Personal information
- Born: 12 December 1989 (age 36) Uccle, Belgium

Medal record
Men's swimming
Representing Belgium
European Championships (SC)
| Bronze medal – third place | 2011 Szczecin | 100 m butterfly |
| Bronze medal – third place | 2011 Szczecin | 4×50 m freestyle |
| Bronze medal – third place | 2013 Herning | 4x50 m freestyle |

= François Heersbrandt =

Belgian swimmer (born 1989)

François Heersbrandt (born 12 December 1989 in Uccle, Belgium) is a Belgian swimmer. He competed in the 100 m butterfly event at the 2012 Summer Olympics and was eliminated in the semi-finals despite setting a new Belgian record (52.22) in his qualifying heat. Heersbrandt competed in the same event at the 2008 Summer Olympics but was eliminated after the qualifying heats. At the 2016 Summer Olympics, he competed in the 50 m freestyle but did not progress beyond the first round.

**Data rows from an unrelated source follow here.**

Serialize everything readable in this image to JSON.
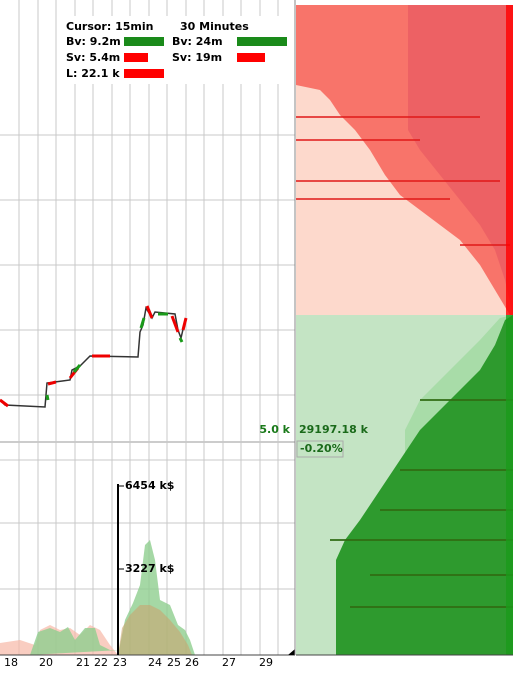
{
  "legend": {
    "cursor": "Cursor: 15min",
    "period": "30 Minutes",
    "left": [
      "Bv: 9.2m",
      "Sv: 5.4m",
      "L: 22.1 k"
    ],
    "right": [
      "Bv: 24m",
      "Sv: 19m"
    ]
  },
  "price": {
    "size": "5.0 k",
    "value": "29197.18 k",
    "change": "-0.20%"
  },
  "volume_axis": {
    "ticks": [
      "6454 k$",
      "3227 k$"
    ]
  },
  "x_axis": {
    "labels": [
      "18",
      "20",
      "21",
      "22",
      "23",
      "24",
      "25",
      "26",
      "27",
      "29"
    ]
  }
}
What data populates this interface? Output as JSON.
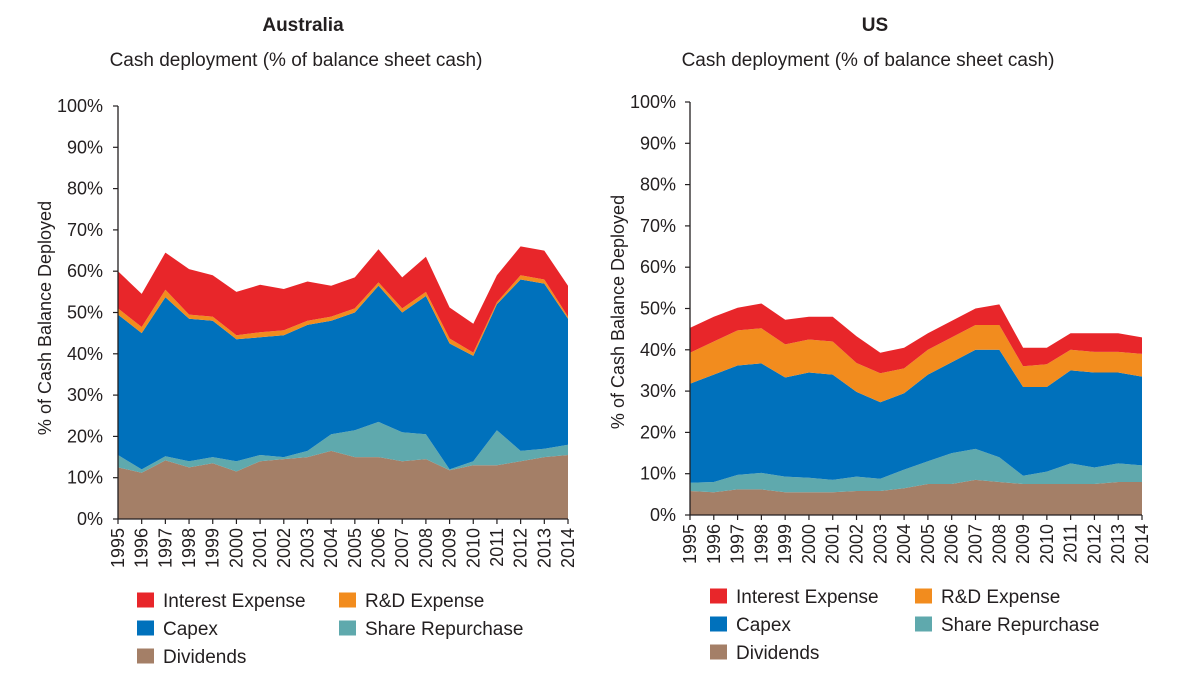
{
  "chart_data": [
    {
      "type": "area",
      "stacked": true,
      "title": "Australia",
      "subtitle": "Cash deployment (% of balance sheet cash)",
      "xlabel": "",
      "ylabel": "% of Cash Balance Deployed",
      "ylim": [
        0,
        100
      ],
      "y_ticks": [
        "0%",
        "10%",
        "20%",
        "30%",
        "40%",
        "50%",
        "60%",
        "70%",
        "80%",
        "90%",
        "100%"
      ],
      "categories": [
        "1995",
        "1996",
        "1997",
        "1998",
        "1999",
        "2000",
        "2001",
        "2002",
        "2003",
        "2004",
        "2005",
        "2006",
        "2007",
        "2008",
        "2009",
        "2010",
        "2011",
        "2012",
        "2013",
        "2014"
      ],
      "grid": false,
      "legend": "bottom",
      "series": [
        {
          "name": "Dividends",
          "color": "#a47f67",
          "values": [
            12.5,
            11.2,
            14.2,
            12.5,
            13.5,
            11.5,
            14.0,
            14.5,
            15.0,
            16.5,
            15.0,
            15.0,
            14.0,
            14.5,
            11.8,
            13.0,
            13.0,
            14.0,
            15.0,
            15.5
          ]
        },
        {
          "name": "Share Repurchase",
          "color": "#5fa9ad",
          "values": [
            3.0,
            0.8,
            1.0,
            1.5,
            1.5,
            2.5,
            1.5,
            0.5,
            1.5,
            4.0,
            6.5,
            8.5,
            7.0,
            6.0,
            0.2,
            1.0,
            8.5,
            2.5,
            2.0,
            2.5
          ]
        },
        {
          "name": "Capex",
          "color": "#0071bc",
          "values": [
            34.0,
            33.0,
            38.5,
            34.5,
            33.0,
            29.5,
            28.5,
            29.5,
            30.5,
            27.5,
            28.5,
            33.0,
            29.0,
            33.5,
            30.5,
            25.5,
            30.5,
            41.5,
            40.0,
            30.5
          ]
        },
        {
          "name": "R&D Expense",
          "color": "#f28c1e",
          "values": [
            1.5,
            1.5,
            1.8,
            1.0,
            1.0,
            1.0,
            1.2,
            1.2,
            1.0,
            1.0,
            1.0,
            0.8,
            1.0,
            1.0,
            1.2,
            0.8,
            0.5,
            1.0,
            1.0,
            0.5
          ]
        },
        {
          "name": "Interest Expense",
          "color": "#e8262a",
          "values": [
            9.0,
            8.0,
            9.0,
            11.0,
            10.0,
            10.5,
            11.5,
            10.0,
            9.5,
            7.5,
            7.5,
            8.0,
            7.5,
            8.5,
            7.5,
            7.0,
            6.5,
            7.0,
            7.0,
            7.5
          ]
        }
      ]
    },
    {
      "type": "area",
      "stacked": true,
      "title": "US",
      "subtitle": "Cash deployment (% of balance sheet cash)",
      "xlabel": "",
      "ylabel": "% of Cash Balance Deployed",
      "ylim": [
        0,
        100
      ],
      "y_ticks": [
        "0%",
        "10%",
        "20%",
        "30%",
        "40%",
        "50%",
        "60%",
        "70%",
        "80%",
        "90%",
        "100%"
      ],
      "categories": [
        "1995",
        "1996",
        "1997",
        "1998",
        "1999",
        "2000",
        "2001",
        "2002",
        "2003",
        "2004",
        "2005",
        "2006",
        "2007",
        "2008",
        "2009",
        "2010",
        "2011",
        "2012",
        "2013",
        "2014"
      ],
      "grid": false,
      "legend": "bottom",
      "series": [
        {
          "name": "Dividends",
          "color": "#a47f67",
          "values": [
            5.8,
            5.5,
            6.2,
            6.2,
            5.5,
            5.5,
            5.5,
            5.8,
            5.8,
            6.5,
            7.5,
            7.5,
            8.5,
            8.0,
            7.5,
            7.5,
            7.5,
            7.5,
            8.0,
            8.0
          ]
        },
        {
          "name": "Share Repurchase",
          "color": "#5fa9ad",
          "values": [
            2.0,
            2.5,
            3.5,
            4.0,
            3.8,
            3.5,
            3.0,
            3.5,
            3.0,
            4.5,
            5.5,
            7.5,
            7.5,
            6.0,
            2.0,
            3.0,
            5.0,
            4.0,
            4.5,
            4.0
          ]
        },
        {
          "name": "Capex",
          "color": "#0071bc",
          "values": [
            24.0,
            26.0,
            26.5,
            26.5,
            24.0,
            25.5,
            25.5,
            20.5,
            18.5,
            18.5,
            21.0,
            22.0,
            24.0,
            26.0,
            21.5,
            20.5,
            22.5,
            23.0,
            22.0,
            21.5
          ]
        },
        {
          "name": "R&D Expense",
          "color": "#f28c1e",
          "values": [
            7.5,
            8.0,
            8.5,
            8.5,
            8.0,
            8.0,
            8.0,
            7.0,
            7.0,
            6.0,
            6.0,
            6.0,
            6.0,
            6.0,
            5.0,
            5.5,
            5.0,
            5.0,
            5.0,
            5.5
          ]
        },
        {
          "name": "Interest Expense",
          "color": "#e8262a",
          "values": [
            6.0,
            6.0,
            5.5,
            6.0,
            6.0,
            5.5,
            6.0,
            6.5,
            5.0,
            5.0,
            4.0,
            4.0,
            4.0,
            5.0,
            4.5,
            4.0,
            4.0,
            4.5,
            4.5,
            4.0
          ]
        }
      ]
    }
  ],
  "legend_order": [
    "Interest Expense",
    "R&D Expense",
    "Capex",
    "Share Repurchase",
    "Dividends"
  ]
}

At the 2011 European Short Course Swimming Championships, he won a bronze medal in the 4x50m freestyle and set a new Belgian record with a time of 1.25,83. His partners for the relay were Jasper Aerents, Emmanuel Vanluchene and Louis Croenen. Heersbrandt also holds the Belgian record for the 50m butterfly (23.66) and in the 50m butterfly and 100m butterfly on short course.